The New York City schools chancellor, Joel I. Klein, is once again rethinking the nation's largest school system.He has hired Chris Cerf, former president of Edison Schools, the commercial manager of public schools in 25 states. He has retained Alvarez & Marsal, a consulting firm that revamped the school system in St. Louis and is rebuilding the system in New Orleans. And he has enlisted Sir Michael Barber, a former adviser to Prime Minister Tony Blair of Britain who is now at McKinsey & Company in London.
These consultants, often in pinstripe suits and ensconced in a conference room on the third-floor mezzanine of the headquarters of the Education Department in Lower Manhattan, are working with a small army of city education officials, all led by Mr. Klein's chief of staff, Kristen Kane. The effort is being paid for with $5 million in private donations.
Together, the consultants and officials are re-examining virtually every aspect of the system, not quite three years after Chancellor Klein and Mayor Michael R. Bloomberg charted perhaps its most exhaustive overhaul and made it a laboratory for educational experimentation, closely watched across the country.
They are evaluating everything from how textbooks and paper are bought, to how teacher training programs are chosen, to how students, teachers, principals and schools are judged. They are running focus groups of dozens of principals, and they are studying districts in England, Canada and California.

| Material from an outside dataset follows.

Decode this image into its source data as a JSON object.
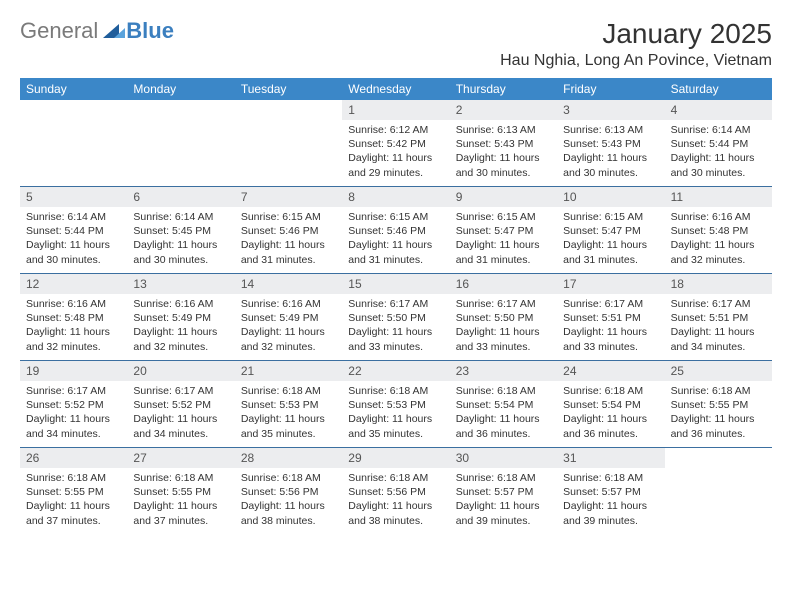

A top goal is to find ways to relax much of the very centralization put in place by the Bloomberg administration and give principals a far freer hand, provided schools can meet goals for attendance, test scores, promotion rates and other criteria.
nytimes.com
This might sound ok, but it is a sinister development. In the name of 'smaller government' the forces of privatization move in. It's the same all over the globe.